Celebrities Buying Sand to Refill Private Beach
Residents of Broad Beach, in Malibu, California, have proposed a $20 million plan to reshape the area by dredging 600,000 cubic yards of sand from one of several “borrow” sites at the bottom of the ocean. Homeowners include well-known celebrities such as Steven Spielberg, Michael Ovitz, Dustin Hoffman and Ray Romano.
Opponents of the plan believe that the residents are only trying to benefit themselves, and taking none of the ecological factors into consideration. Environmentalists, for example, are concerned that the sand could affect life in the tide pools at the northwest end of the beach. Critics also believe that in an era of global warming and rising sea levels, artificial restoration of the beach is futile, because a strong storm like El Niño has the potential to undo the entire project.
Hurricane Causes Extensive Damage
Town leaders of Palm Beach, Florida, say that damages from Hurricane Sandy will cost $6 million to repair.
Winds and waves brought on by Sandy caused severe erosion throughout the Palm Beach coast. Town managers say that damages caused by the storm include the sea wall at a beach club, and another sea wall in front of a home. Town leaders are waiting to see if they will receive federal aid before any repairs begin.
The Federal Emergency Management Agency (FEMA) must make a federal disaster declaration before they can grant aid money.
The Slot Method
Erosion and flooding in the Rabbit River, southwest of Fergus Falls, Minnesota, has led officials to research an impoundment project to prevent these issues.
Water Conservation District (WCD) Commissioner Andy Lindquist explained that the Army Corps of Engineers is planning to try the “slot method.”
The measure involves cutting a slot through cattails, and tamping down the grass. It’s very similar to what was historically done by farmers and ranchers when cattle grazed near the river. According to WCD District Manager Brad Mergens, the impoundment is estimated to cost $4,000 per acre for the 16,000-acre area.
Erosion Control Fines
Wisconsin Attorney General J.B. Van Holen recently announced that his office has obtained a $5,000 judgment against two Portage County landowners who violated erosion control measures. In 2010, Van Hollen’s office filed a civil action suit against Lexton Properties LLC and HH Condos LLC, two Stevens Point-based companies.
Both businesses allegedly failed to implement and maintain erosion control practices on their properties, which is a violation of state law. Under the order’s terms, the defendants must pay $5,000 in penalties, forfeitures and fees. The defendants have since corrected all of the environmental problems that were listed in the complaint.
Beach Re-Nourishment Plan
The town board in Southampton, New York, has approved a beach renourishment project that will cost $26 million. The project will widen beaches that experienced heavy erosion from superstorm Sandy by dredging 2.5 million tons of sand from two dredging windows offshore.
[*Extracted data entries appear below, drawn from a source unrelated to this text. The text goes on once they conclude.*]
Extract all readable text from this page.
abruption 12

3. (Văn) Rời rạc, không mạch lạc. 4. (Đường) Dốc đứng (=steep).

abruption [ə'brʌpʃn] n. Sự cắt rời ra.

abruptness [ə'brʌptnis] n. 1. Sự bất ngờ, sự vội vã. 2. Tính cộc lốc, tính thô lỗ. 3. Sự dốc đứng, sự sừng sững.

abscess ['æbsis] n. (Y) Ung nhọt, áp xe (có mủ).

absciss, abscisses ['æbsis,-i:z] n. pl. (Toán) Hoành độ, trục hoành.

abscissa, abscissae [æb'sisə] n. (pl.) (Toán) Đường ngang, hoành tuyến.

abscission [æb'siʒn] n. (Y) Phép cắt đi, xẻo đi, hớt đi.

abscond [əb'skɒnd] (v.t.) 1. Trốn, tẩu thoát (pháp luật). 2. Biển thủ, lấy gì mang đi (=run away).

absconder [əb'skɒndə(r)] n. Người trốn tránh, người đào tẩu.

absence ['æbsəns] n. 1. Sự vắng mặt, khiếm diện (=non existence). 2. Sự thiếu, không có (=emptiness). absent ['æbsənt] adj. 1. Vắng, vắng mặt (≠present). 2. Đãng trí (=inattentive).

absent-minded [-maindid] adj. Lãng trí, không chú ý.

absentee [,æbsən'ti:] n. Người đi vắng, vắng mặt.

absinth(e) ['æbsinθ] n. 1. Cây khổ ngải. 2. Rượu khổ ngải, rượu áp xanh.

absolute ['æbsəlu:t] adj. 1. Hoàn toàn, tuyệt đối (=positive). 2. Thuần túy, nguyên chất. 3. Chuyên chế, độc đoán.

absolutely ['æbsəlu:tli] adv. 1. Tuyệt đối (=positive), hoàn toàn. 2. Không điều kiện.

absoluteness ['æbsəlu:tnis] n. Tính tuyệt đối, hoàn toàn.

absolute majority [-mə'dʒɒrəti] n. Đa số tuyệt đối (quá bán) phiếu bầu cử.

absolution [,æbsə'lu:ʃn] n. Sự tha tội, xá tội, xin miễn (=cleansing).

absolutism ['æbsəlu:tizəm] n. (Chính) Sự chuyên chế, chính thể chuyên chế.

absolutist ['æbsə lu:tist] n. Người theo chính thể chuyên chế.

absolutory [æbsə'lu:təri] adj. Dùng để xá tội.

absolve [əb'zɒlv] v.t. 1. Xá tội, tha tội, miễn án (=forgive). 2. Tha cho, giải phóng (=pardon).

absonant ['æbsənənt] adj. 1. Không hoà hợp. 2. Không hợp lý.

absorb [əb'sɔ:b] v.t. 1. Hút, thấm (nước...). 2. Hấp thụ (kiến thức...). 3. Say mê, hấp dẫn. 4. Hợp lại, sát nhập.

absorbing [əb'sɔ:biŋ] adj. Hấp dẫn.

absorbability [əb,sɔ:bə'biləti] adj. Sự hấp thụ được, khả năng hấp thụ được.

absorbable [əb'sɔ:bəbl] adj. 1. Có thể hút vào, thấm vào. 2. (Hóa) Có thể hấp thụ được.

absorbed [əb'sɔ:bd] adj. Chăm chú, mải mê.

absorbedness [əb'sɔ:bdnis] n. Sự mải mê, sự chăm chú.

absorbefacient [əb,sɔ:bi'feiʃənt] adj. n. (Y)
The re-nourishment project will be largely funded by residents in the erosion control districts. In addition to their tax dollars, residents in the district have also agreed to cover $1.5 million of the town’s portion of the cost. The project is expected to add 60 to 70 feet of beachfront.
Demolition Mishap Leaves Concrete Panel in River
While preparing to demolish the Riverwalk Hotel, a demolition crew from the Adamo Group, Jackson, Michigan, dropped a concrete panel that fell into the Grand River. Department of Environmental Quality District Supervisor Jon Russel said that because the soil was not expected to be disturbed, no special environmental permits were required for the demolition project.
According to Jackson County Deputy Administrator Adam Brown, demolition crews took canoes and kayaks down the river to see if anything else escaped the barricade. A high-lift crane was also used to tear down the remaining portion of the concrete panel.